Professor Bernice Andrews

Personal profile

RESEARCH INTERESTS                      

Biographical, cognitive-affective and psychosocial approaches to the understanding of mental disorder with a focus on the antecedents and psychological consequences of stressful and traumatic experiences throughout the life-course. A component of this is the impact of trauma and life stress on memory.

My research in these areas has been funded by the Economic and Social Research Council, Medical Research Council, Nation Health Service, and the UK Ministry of Defence.

Posttraumatic Stress Disorder

I have been involved in research on PTSD since the early 1990s starting with a study of victims of violent crime (e.g. Andrews et al., 2000), and a subsequent widely cited meta-analysis of risk factors for PTSD (Brewin, Andrews & Valentine, 2000). This was followed by an investigation of delayed-onset PTSD in British war veterans. Factors under investigation have included, symptom patterns, and cognitive, affective and psychosocial variables associated with delayed and immediate onset (e.g., Andrews et al, 2009).

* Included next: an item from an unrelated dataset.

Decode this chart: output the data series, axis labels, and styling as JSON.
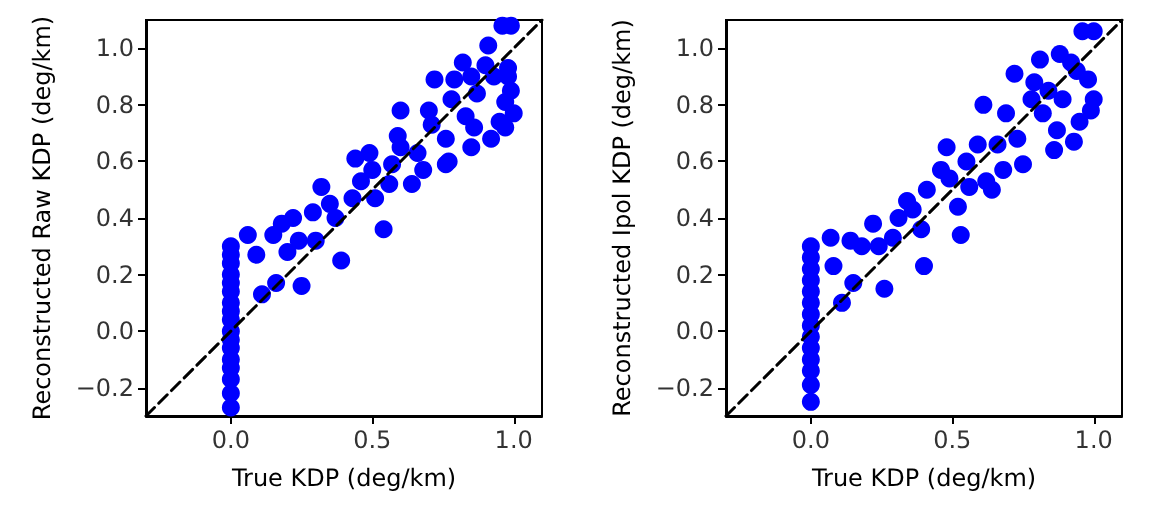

Our systematic review of delayed-onset PTSD in the American Journal of Psychiatry (Andrews et al, 2007) informed the latest version of the American Psychiatric Association’s Diagnostic Manual (DSM-V) on PTSD diagnosis.

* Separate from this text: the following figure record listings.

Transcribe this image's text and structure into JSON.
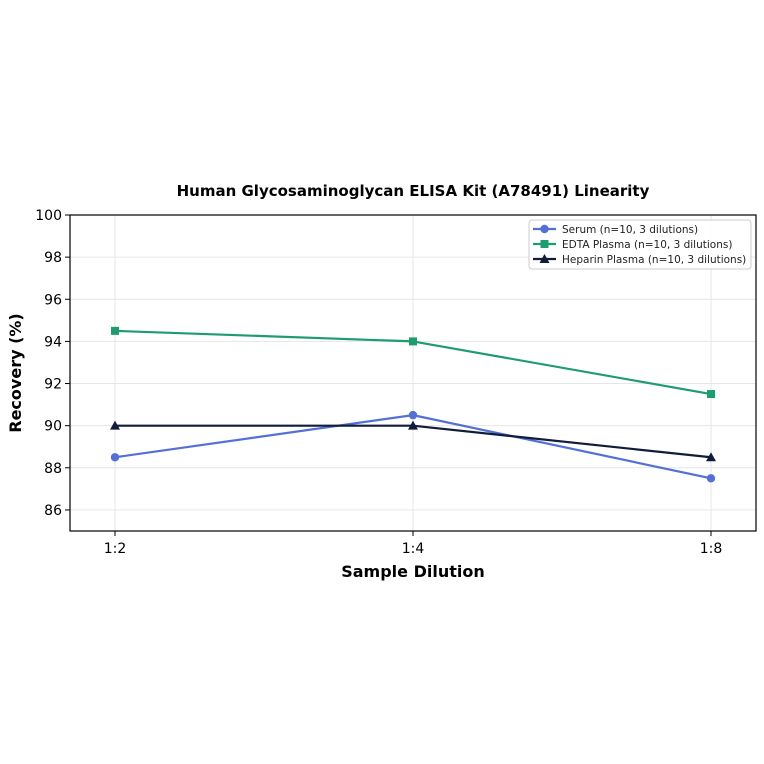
{
  "chart_data": {
    "type": "line",
    "title": "Human Glycosaminoglycan ELISA Kit (A78491) Linearity",
    "xlabel": "Sample Dilution",
    "ylabel": "Recovery (%)",
    "categories": [
      "1:2",
      "1:4",
      "1:8"
    ],
    "ylim": [
      85,
      100
    ],
    "yticks": [
      86,
      88,
      90,
      92,
      94,
      96,
      98,
      100
    ],
    "grid": true,
    "legend_position": "top-right",
    "series": [
      {
        "name": "Serum (n=10, 3 dilutions)",
        "values": [
          88.5,
          90.5,
          87.5
        ],
        "color": "#5470d6",
        "marker": "circle"
      },
      {
        "name": "EDTA Plasma (n=10, 3 dilutions)",
        "values": [
          94.5,
          94.0,
          91.5
        ],
        "color": "#1f9c6e",
        "marker": "square"
      },
      {
        "name": "Heparin Plasma (n=10, 3 dilutions)",
        "values": [
          90.0,
          90.0,
          88.5
        ],
        "color": "#111c3a",
        "marker": "triangle"
      }
    ]
  }
}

Memory and adverse life experiences.

The validity of retrospective reports.Central to my research has been examining the validity of retrospective reports of experiences throughout the life course. Publications include a seminal review of the validity of reports of past childhood experiences (Brewin Andrews & Gotlib, 1993). More recently investigations have included the validity of student’s reports of mental health problems (Andrews, Hejdenberg & Wilding, 2006) and the validity of war veterans’ retrospective accounts of traumatic experiences (Andrews & Brewin, 2010).

Recent publications include a systematic review of the experimental evidence on the creation of false childhood memories (Brewin & Andrews 2016; Andrews & Brewin, 2016).

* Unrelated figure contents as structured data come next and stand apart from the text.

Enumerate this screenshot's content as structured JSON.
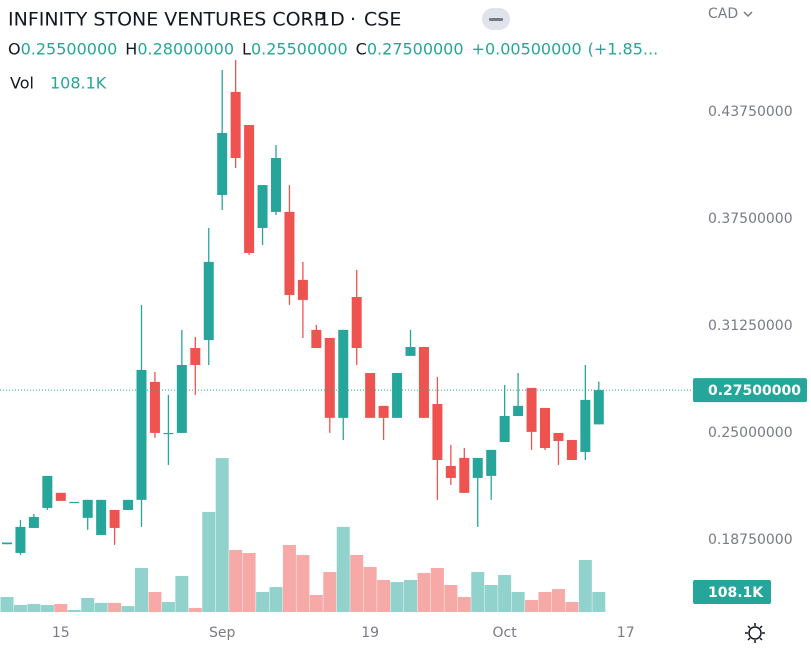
{
  "chart_data": {
    "type": "candlestick",
    "title": "INFINITY STONE VENTURES CORP",
    "interval": "1D",
    "exchange": "CSE",
    "currency": "CAD",
    "legend": [
      {
        "key": "O",
        "value": {
          "value": 0.255,
          "label": "0.25500000"
        }
      },
      {
        "key": "H",
        "value": {
          "value": 0.28,
          "label": "0.28000000"
        }
      },
      {
        "key": "L",
        "value": {
          "value": 0.255,
          "label": "0.25500000"
        }
      },
      {
        "key": "C",
        "value": {
          "value": 0.275,
          "label": "0.27500000"
        }
      }
    ],
    "change": {
      "value": 0.005,
      "label": "+0.00500000"
    },
    "change_pct_label": "(+1.85...",
    "volume_title": "Vol",
    "last_volume_label": "108.1K",
    "last_price": {
      "value": 0.275,
      "label": "0.27500000"
    },
    "up_color": "#26a69a",
    "down_color": "#ef5350",
    "up_volume_color": "#92d2cc",
    "down_volume_color": "#f7a9a7",
    "ylim": [
      0.1454,
      0.5029
    ],
    "yticks": [
      {
        "value": 0.1875,
        "label": "0.18750000"
      },
      {
        "value": 0.25,
        "label": "0.25000000"
      },
      {
        "value": 0.3125,
        "label": "0.31250000"
      },
      {
        "value": 0.375,
        "label": "0.37500000"
      },
      {
        "value": 0.4375,
        "label": "0.43750000"
      }
    ],
    "xticks": [
      {
        "value": 4,
        "label": "15"
      },
      {
        "value": 16,
        "label": "Sep"
      },
      {
        "value": 27,
        "label": "19"
      },
      {
        "value": 37,
        "label": "Oct"
      },
      {
        "value": 46,
        "label": "17"
      }
    ],
    "volume_lim": [
      0,
      1000
    ],
    "open": [
      0.185,
      0.1799,
      0.1945,
      0.2062,
      0.215,
      0.2097,
      0.2004,
      0.1904,
      0.205,
      0.205,
      0.2109,
      0.2798,
      0.25,
      0.25,
      0.2996,
      0.3043,
      0.389,
      0.4492,
      0.4299,
      0.3697,
      0.3791,
      0.3791,
      0.3394,
      0.3102,
      0.3055,
      0.2588,
      0.3294,
      0.285,
      0.2658,
      0.2588,
      0.295,
      0.3002,
      0.2669,
      0.2307,
      0.2354,
      0.2237,
      0.2249,
      0.2447,
      0.2599,
      0.2763,
      0.2646,
      0.25,
      0.2459,
      0.2389,
      0.255
    ],
    "high": [
      0.186,
      0.1992,
      0.2027,
      0.2249,
      0.215,
      0.2097,
      0.2109,
      0.2109,
      0.205,
      0.2109,
      0.3248,
      0.2856,
      0.2722,
      0.3102,
      0.3061,
      0.3697,
      0.462,
      0.4679,
      0.4299,
      0.3948,
      0.4182,
      0.3948,
      0.3499,
      0.3131,
      0.3055,
      0.3102,
      0.3452,
      0.285,
      0.2658,
      0.285,
      0.3102,
      0.3002,
      0.2827,
      0.243,
      0.2412,
      0.2354,
      0.2401,
      0.278,
      0.285,
      0.2763,
      0.2646,
      0.25,
      0.2459,
      0.2897,
      0.28
    ],
    "low": [
      0.185,
      0.1787,
      0.1945,
      0.205,
      0.2103,
      0.2097,
      0.1934,
      0.1904,
      0.1846,
      0.205,
      0.1951,
      0.2471,
      0.2313,
      0.25,
      0.2722,
      0.2897,
      0.3802,
      0.4048,
      0.354,
      0.3598,
      0.3773,
      0.3248,
      0.3055,
      0.2996,
      0.25,
      0.2459,
      0.2897,
      0.2588,
      0.2459,
      0.2588,
      0.295,
      0.2588,
      0.2109,
      0.2196,
      0.215,
      0.1951,
      0.2109,
      0.2447,
      0.2599,
      0.2401,
      0.2401,
      0.2313,
      0.2342,
      0.2342,
      0.255
    ],
    "close": [
      0.186,
      0.1951,
      0.2009,
      0.2249,
      0.2103,
      0.2097,
      0.2109,
      0.2109,
      0.1945,
      0.2109,
      0.2868,
      0.25,
      0.25,
      0.2897,
      0.2897,
      0.3499,
      0.4252,
      0.4106,
      0.3551,
      0.3948,
      0.4106,
      0.3306,
      0.3277,
      0.2996,
      0.2588,
      0.3102,
      0.2996,
      0.2588,
      0.2588,
      0.285,
      0.3002,
      0.2588,
      0.2342,
      0.2237,
      0.215,
      0.2354,
      0.2401,
      0.2599,
      0.2658,
      0.2506,
      0.2412,
      0.2453,
      0.2342,
      0.2693,
      0.275
    ],
    "volume": [
      81,
      38,
      43,
      38,
      43,
      11,
      76,
      49,
      49,
      32,
      238,
      108,
      54,
      195,
      22,
      541,
      832,
      335,
      319,
      108,
      135,
      362,
      308,
      92,
      216,
      460,
      308,
      243,
      173,
      162,
      173,
      211,
      238,
      146,
      81,
      216,
      146,
      200,
      108,
      65,
      108,
      124,
      54,
      281,
      108.1
    ]
  }
}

Trauma and Memory.  I was a member of the British Psychological Society’s Working Party on Recovered Memories. This led to our survey and in-depth investigations of recovered memories in clinical practice (e.g. Andrews et al., 1999, 2000), and other research on the nature of sexual abuse victims’ memories (Hunter & Andrews, 2002).

Life-stress, Achievement and Working Memory.  I developed new research linked to concerns about student achievement and wellbeing in higher education. Among other things it has shown that life difficulties and mental state can have a deleterious effect on students’ achievement (Andrews & Wilding, 2004) and on their working memory capacity (Wilding, Andrews & Hejdenberg, 2007).

Non-disclosure of life experiences.The distinction is not always made between forgetting and deliberate non-disclosure of past experiences. My research on specific emotions in clinical and offender populations has demonstrated an association between shame and non-disclosure in therapy in different patient populations (Swan & Andrews, 2003; Hook & Andrews, 2005).


My research into shame has cut across the above domains. It also covers the relation of shame to anger and self-harm in clinical, offender and student populations. Using a multi-method approach we have developed interview and questionnaire measures to investigate the nature, origins and consequences of this often hidden emotion. This includes development of the Experience of Shame Scale, (ESS; Andrews, Qin & Valentine, 2002), which has been successfully administered internationally in a wide variety of clinical and other contexts, and translated into many different languages.